Wiseau, who sees himself as an all-American hero type, is betrayed by his own embodiment, partly voluntary, in a form reminiscent of a "vampire rapist" and a voice no one accepts, despite his insistence, as a product of New Orleans. Someone like him should never dare aspire to movie stardom when the odds are against even the geniuses, but the fact that he does dare, damning the consequences with a paradoxical contempt for the masses he aspires to entertain, makes him a kind of typically American hero, even when he behaves like a bully or a clueless ass, and earns The Room a measure of respect, the kind arguably reserved for the "worst films," as an act of pure will.

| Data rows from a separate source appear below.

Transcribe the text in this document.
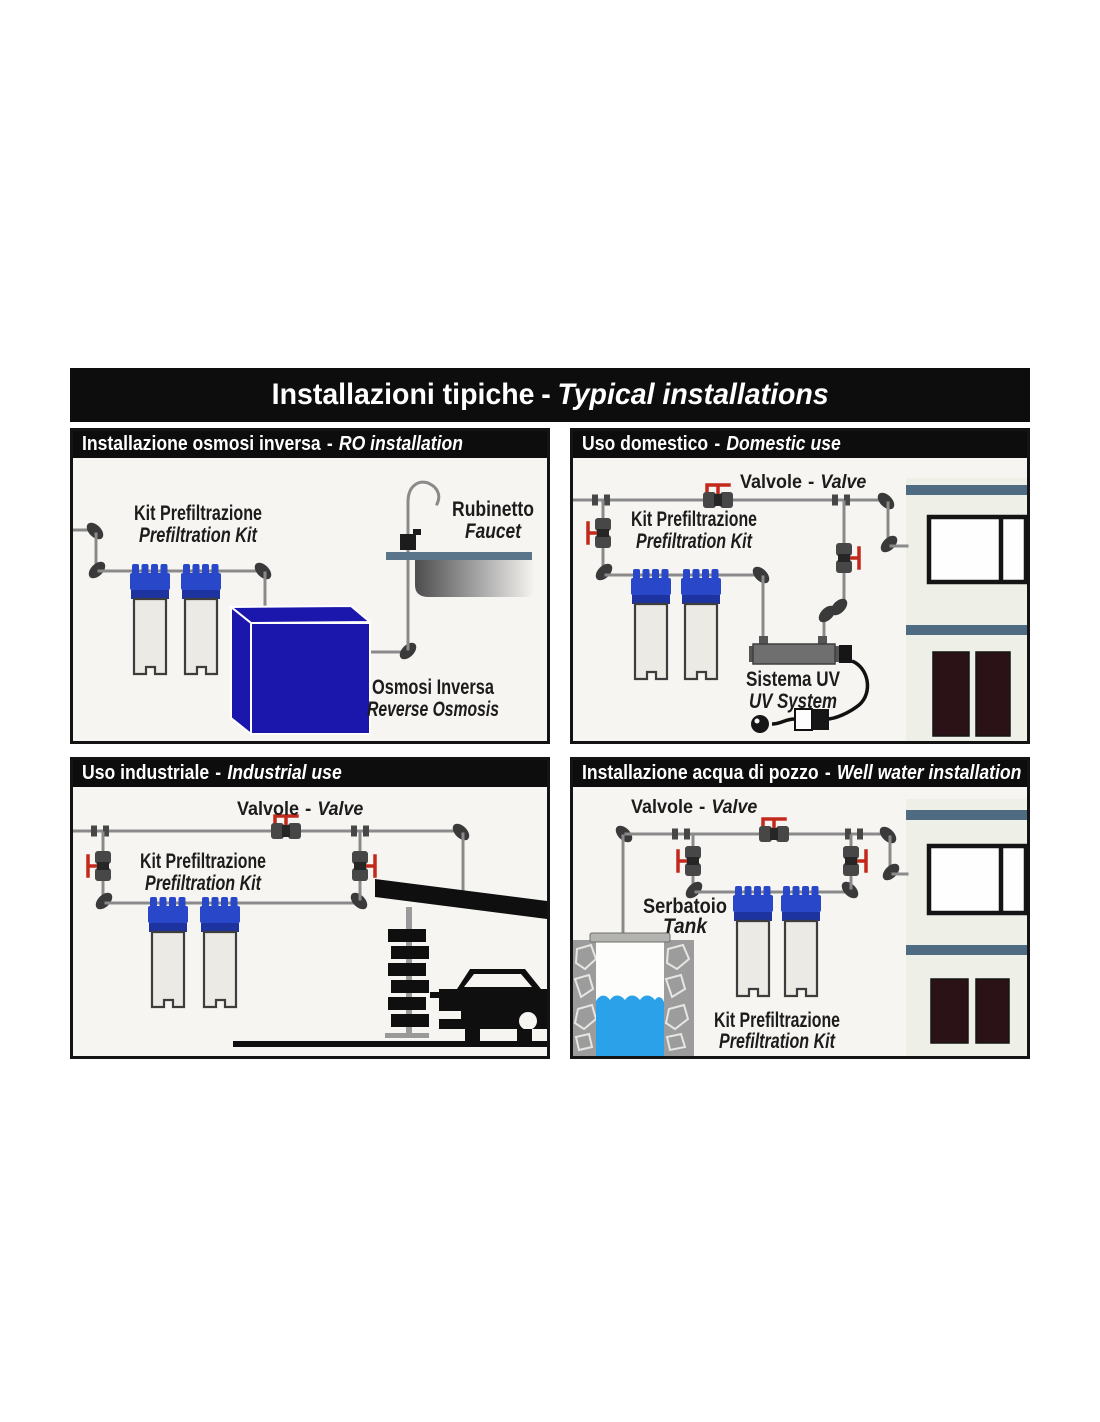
Installazioni tipiche - Typical installations
Installazione osmosi inversa - RO installation
Kit Prefiltrazione
Prefiltration Kit
Rubinetto
Faucet
Osmosi Inversa
Reverse Osmosis
Uso domestico - Domestic use
Valvole - Valve
Kit Prefiltrazione
Prefiltration Kit
Sistema UV
UV System
Uso industriale - Industrial use
Valvole - Valve
Kit Prefiltrazione
Prefiltration Kit
Installazione acqua di pozzo - Well water installation
Valvole - Valve
Serbatoio
Tank
Kit Prefiltrazione
Prefiltration Kit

Part of the appeal of the worst movies, I've long suspected, is their potential to inspire the rest of us to imagine ourselves making movies, bad or otherwise, and an all-round auteur -- or, if you prefer, a pretentious pretty boy -- like James Franco probably can't help empathizing with that feeling. His Wiseau is both a freak and an everyman in his innocence of craft who allows you to laugh with or at him with equal enjoyment. Once he wins you over, everything else is a bonus. The Disaster Artist may be the best of the "making of" movies so far, simply because the making of such an astoundingly bad film is easily more compelling than the making of a presumed masterpiece against whatever odds. It looks especially good in comparison with something like The Man Who Invented Christmas, which I only know from its trailer but looks, from that nauseating evidence, like something Tommy Wiseau could only improve upon.